Only this is not a comedy – not Jane Austen, not ”Clueless,” and not dumb-like-a-fox Jessica Simpson. (It’s not ”The Devil Wears Prada,” either; Vogue editor-in-chief Anna Wintour has given Sykes her blurbed blessing.) Rather, ”Bergdorf Blondes” reads like an S.O.S. message posted from a stifling hothouse biosphere, fancying itself a lark.

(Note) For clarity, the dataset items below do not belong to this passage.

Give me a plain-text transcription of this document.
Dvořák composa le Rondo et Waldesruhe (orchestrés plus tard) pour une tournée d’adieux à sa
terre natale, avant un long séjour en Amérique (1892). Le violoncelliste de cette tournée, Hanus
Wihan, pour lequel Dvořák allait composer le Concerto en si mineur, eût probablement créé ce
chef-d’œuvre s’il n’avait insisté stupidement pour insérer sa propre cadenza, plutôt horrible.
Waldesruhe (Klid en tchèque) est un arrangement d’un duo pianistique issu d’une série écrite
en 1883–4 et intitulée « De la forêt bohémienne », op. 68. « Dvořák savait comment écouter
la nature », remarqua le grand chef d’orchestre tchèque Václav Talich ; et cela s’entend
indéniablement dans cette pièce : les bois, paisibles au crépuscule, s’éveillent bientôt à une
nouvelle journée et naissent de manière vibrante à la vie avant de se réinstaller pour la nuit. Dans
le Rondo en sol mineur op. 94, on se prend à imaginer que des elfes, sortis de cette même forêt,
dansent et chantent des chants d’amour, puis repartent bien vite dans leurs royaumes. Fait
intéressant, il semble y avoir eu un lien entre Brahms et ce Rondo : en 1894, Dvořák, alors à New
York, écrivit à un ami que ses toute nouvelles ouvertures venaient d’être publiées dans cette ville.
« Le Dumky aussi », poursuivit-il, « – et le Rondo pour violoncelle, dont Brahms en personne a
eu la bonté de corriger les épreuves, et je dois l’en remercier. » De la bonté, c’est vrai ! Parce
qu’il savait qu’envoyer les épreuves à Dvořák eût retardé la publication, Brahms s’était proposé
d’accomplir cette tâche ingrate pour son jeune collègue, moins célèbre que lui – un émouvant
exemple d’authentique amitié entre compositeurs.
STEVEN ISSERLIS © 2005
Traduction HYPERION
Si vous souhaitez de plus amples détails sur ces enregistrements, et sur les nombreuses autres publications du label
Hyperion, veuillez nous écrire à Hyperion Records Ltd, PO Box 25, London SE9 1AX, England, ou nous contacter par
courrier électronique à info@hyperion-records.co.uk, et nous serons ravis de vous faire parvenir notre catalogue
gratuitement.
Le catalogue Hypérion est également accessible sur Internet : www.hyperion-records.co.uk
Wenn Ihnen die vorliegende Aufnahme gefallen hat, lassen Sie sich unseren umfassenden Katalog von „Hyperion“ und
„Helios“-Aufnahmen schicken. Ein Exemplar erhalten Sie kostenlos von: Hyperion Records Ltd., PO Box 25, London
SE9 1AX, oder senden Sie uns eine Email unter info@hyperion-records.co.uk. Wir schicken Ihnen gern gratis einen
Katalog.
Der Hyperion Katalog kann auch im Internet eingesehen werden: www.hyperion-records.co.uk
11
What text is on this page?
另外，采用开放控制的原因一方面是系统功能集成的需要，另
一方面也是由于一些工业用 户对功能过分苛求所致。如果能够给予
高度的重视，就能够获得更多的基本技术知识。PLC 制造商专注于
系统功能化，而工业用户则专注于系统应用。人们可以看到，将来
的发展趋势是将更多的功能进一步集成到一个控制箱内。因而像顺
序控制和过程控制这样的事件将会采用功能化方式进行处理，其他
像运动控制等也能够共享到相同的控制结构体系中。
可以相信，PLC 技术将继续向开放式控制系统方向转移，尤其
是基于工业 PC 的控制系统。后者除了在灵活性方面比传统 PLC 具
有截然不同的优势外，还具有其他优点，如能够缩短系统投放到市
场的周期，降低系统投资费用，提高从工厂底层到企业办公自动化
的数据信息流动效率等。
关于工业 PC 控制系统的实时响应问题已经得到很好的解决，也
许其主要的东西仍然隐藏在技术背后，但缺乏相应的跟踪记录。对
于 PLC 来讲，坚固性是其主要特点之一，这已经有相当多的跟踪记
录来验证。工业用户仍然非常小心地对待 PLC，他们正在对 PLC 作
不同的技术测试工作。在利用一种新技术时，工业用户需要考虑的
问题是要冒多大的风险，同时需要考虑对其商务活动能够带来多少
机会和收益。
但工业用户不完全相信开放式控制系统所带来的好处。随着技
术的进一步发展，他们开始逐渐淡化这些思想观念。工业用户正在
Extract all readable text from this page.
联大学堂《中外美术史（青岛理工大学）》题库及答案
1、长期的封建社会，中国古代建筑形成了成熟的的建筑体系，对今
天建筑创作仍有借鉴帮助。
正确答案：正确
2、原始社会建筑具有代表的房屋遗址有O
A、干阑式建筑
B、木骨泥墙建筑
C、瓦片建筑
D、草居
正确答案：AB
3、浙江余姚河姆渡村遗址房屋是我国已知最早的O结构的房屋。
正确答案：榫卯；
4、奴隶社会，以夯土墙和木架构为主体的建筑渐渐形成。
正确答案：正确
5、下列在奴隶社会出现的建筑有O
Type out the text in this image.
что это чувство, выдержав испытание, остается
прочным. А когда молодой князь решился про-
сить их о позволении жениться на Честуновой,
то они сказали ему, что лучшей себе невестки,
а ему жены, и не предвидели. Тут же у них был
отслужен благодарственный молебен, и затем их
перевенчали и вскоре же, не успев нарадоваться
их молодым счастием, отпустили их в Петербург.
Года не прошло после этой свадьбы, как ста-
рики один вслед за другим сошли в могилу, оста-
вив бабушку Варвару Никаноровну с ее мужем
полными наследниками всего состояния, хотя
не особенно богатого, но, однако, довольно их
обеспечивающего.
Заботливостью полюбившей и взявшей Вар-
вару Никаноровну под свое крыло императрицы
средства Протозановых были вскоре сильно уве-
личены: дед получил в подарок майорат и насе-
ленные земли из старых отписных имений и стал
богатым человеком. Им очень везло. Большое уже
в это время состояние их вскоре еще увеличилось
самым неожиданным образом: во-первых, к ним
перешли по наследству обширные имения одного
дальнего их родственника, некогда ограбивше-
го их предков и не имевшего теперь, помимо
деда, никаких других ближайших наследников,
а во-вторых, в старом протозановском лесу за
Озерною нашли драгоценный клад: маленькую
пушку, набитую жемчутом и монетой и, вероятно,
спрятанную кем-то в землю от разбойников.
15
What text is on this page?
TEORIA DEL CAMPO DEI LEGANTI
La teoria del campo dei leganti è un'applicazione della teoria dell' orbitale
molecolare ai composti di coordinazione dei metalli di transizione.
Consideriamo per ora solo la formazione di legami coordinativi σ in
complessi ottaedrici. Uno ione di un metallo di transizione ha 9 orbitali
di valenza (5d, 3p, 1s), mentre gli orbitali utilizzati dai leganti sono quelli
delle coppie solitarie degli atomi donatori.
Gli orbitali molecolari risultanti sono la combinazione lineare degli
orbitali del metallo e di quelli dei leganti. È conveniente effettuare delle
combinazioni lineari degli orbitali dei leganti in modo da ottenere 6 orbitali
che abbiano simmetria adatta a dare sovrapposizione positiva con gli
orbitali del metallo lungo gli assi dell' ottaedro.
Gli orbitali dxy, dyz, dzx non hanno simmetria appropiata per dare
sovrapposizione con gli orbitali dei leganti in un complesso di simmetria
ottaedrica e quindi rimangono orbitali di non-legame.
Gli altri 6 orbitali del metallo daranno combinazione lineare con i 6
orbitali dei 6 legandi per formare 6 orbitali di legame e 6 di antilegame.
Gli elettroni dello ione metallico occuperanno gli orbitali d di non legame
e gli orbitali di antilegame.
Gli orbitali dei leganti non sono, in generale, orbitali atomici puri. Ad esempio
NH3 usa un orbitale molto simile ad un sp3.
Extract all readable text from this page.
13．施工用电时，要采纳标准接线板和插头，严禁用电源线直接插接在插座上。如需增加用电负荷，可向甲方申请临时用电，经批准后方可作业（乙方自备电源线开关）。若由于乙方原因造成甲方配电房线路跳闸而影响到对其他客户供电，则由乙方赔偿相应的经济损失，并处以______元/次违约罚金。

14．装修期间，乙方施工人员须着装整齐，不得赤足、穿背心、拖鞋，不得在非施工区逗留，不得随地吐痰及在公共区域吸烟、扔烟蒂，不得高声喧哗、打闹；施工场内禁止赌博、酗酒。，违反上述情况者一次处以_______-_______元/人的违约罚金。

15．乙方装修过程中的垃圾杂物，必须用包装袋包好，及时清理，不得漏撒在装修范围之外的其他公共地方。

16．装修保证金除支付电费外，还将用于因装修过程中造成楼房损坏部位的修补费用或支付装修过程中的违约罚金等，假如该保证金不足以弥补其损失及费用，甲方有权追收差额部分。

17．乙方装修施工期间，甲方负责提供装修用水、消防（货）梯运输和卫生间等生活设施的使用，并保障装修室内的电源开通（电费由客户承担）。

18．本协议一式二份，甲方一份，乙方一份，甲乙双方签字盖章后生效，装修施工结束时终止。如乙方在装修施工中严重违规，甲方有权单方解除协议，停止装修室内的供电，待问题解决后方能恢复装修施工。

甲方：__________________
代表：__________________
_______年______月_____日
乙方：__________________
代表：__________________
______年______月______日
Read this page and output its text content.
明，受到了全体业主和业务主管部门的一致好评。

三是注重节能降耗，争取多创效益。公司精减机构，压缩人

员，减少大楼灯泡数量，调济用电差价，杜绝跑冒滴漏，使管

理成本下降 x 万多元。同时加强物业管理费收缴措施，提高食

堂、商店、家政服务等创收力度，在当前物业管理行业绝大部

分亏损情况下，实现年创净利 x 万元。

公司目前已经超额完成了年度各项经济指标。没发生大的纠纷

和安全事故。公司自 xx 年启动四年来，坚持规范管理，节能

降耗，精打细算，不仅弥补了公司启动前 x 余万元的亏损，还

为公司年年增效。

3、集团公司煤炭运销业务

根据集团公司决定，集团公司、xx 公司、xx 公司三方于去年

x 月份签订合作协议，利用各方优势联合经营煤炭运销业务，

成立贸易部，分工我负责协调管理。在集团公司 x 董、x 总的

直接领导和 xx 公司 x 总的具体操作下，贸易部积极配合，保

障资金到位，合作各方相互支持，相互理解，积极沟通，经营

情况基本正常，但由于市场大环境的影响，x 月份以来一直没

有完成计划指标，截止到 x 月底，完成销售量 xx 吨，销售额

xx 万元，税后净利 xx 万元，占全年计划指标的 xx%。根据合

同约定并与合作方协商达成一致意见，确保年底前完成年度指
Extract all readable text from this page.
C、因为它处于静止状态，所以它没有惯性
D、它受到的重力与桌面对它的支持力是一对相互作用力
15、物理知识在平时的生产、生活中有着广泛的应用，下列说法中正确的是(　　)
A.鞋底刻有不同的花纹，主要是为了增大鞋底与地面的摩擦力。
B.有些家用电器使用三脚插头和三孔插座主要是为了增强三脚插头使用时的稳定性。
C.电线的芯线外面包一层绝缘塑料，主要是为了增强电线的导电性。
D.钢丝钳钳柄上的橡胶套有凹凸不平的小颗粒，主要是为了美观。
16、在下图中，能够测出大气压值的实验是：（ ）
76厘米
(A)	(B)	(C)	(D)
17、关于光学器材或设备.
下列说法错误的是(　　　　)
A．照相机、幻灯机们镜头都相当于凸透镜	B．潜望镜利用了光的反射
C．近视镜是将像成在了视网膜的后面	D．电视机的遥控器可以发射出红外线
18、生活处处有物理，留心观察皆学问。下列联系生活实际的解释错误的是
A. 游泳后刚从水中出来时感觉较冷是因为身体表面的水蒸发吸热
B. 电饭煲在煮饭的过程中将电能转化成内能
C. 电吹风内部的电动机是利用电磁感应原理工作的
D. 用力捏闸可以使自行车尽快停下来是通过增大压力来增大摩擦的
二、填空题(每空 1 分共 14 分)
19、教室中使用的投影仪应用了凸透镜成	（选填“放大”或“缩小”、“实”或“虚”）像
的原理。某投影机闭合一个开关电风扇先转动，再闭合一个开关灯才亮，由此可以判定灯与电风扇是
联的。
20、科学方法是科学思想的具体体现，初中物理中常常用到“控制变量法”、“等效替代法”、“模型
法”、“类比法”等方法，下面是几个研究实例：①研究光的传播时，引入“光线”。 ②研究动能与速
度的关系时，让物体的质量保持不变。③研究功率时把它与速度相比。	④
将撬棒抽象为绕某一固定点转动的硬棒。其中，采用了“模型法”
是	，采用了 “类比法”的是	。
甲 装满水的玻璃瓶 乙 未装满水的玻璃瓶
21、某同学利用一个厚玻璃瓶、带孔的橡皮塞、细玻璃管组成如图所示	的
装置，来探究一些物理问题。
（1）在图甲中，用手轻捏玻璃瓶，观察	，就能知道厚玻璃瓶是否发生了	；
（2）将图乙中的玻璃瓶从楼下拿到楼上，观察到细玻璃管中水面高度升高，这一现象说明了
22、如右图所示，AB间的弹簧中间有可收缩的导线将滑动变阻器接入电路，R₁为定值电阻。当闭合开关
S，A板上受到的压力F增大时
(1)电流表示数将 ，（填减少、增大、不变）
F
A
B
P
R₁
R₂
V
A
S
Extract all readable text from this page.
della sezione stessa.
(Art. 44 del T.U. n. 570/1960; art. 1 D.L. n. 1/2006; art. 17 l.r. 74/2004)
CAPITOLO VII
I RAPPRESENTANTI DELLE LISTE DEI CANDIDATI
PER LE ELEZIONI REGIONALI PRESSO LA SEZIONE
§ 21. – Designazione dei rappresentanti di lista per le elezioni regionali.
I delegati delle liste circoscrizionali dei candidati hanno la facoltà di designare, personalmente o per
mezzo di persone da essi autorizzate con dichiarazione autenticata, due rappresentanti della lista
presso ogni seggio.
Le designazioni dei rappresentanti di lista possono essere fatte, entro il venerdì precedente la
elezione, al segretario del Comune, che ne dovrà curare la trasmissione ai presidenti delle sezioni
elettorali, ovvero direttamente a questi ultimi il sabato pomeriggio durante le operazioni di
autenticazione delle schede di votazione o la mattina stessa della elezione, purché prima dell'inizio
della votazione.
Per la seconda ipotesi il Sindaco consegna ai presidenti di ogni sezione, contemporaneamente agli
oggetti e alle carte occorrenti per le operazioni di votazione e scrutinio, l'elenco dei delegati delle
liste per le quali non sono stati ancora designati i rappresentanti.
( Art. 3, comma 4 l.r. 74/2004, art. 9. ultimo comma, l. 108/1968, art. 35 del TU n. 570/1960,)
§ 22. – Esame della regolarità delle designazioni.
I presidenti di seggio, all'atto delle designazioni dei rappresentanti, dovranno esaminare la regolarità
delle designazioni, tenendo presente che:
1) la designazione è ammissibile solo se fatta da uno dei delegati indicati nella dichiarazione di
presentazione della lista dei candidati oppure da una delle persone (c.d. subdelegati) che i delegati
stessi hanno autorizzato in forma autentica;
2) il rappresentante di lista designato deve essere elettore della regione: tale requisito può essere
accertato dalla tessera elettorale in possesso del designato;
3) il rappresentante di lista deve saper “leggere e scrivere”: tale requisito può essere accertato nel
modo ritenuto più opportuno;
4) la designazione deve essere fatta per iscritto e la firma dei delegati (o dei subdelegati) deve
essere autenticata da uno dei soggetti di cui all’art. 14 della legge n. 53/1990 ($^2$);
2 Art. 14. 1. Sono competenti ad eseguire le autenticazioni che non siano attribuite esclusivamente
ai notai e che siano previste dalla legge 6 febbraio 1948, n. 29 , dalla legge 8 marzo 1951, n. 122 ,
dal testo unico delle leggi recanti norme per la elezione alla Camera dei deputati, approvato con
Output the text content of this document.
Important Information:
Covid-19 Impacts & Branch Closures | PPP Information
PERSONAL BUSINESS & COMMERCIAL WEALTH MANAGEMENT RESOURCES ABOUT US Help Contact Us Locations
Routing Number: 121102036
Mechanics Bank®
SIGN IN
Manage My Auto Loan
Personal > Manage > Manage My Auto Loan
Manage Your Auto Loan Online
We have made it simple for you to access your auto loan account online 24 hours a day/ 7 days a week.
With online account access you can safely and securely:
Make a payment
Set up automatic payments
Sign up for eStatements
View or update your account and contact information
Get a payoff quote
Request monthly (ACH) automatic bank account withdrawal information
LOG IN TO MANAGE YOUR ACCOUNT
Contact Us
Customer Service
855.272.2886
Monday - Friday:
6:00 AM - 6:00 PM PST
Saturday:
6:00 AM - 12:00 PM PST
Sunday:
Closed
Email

Bubble needs air! But what she thinks she needs is a husband, and such drama as occurs between sessions with the hair colorist involves the exploits of Bubble and Julie to snag theirs. ”I can safely say that I am almost definitely completely sure that I have no idea at all how I ended up with a Prospective Husband and Julie didn’t,” Sykes writes in her heroine’s flibberty voice, introducing Zach, whose chief asset is his resemblance to Jude Law, and Charlie, the Mr. Darcy of the show. Zach proposes to Bubble and then treats her like last year’s Vuitton bag, ewwww. Bubble has a breakdown – not just any weepy night gorging on ice cream, but a dramatic crise. Julie commiserates. (”Luckily it’s tres chic to be neurotic in New York, which means that Julie and I fit in perfectly.”) Charlie waits in the wings. Plum Sykes’ foray into fiction is a dumb-blonde joke that tries but fails to put quotation marks around the designation ”dumb-blonde.” Julie would say it’s more icky than glam.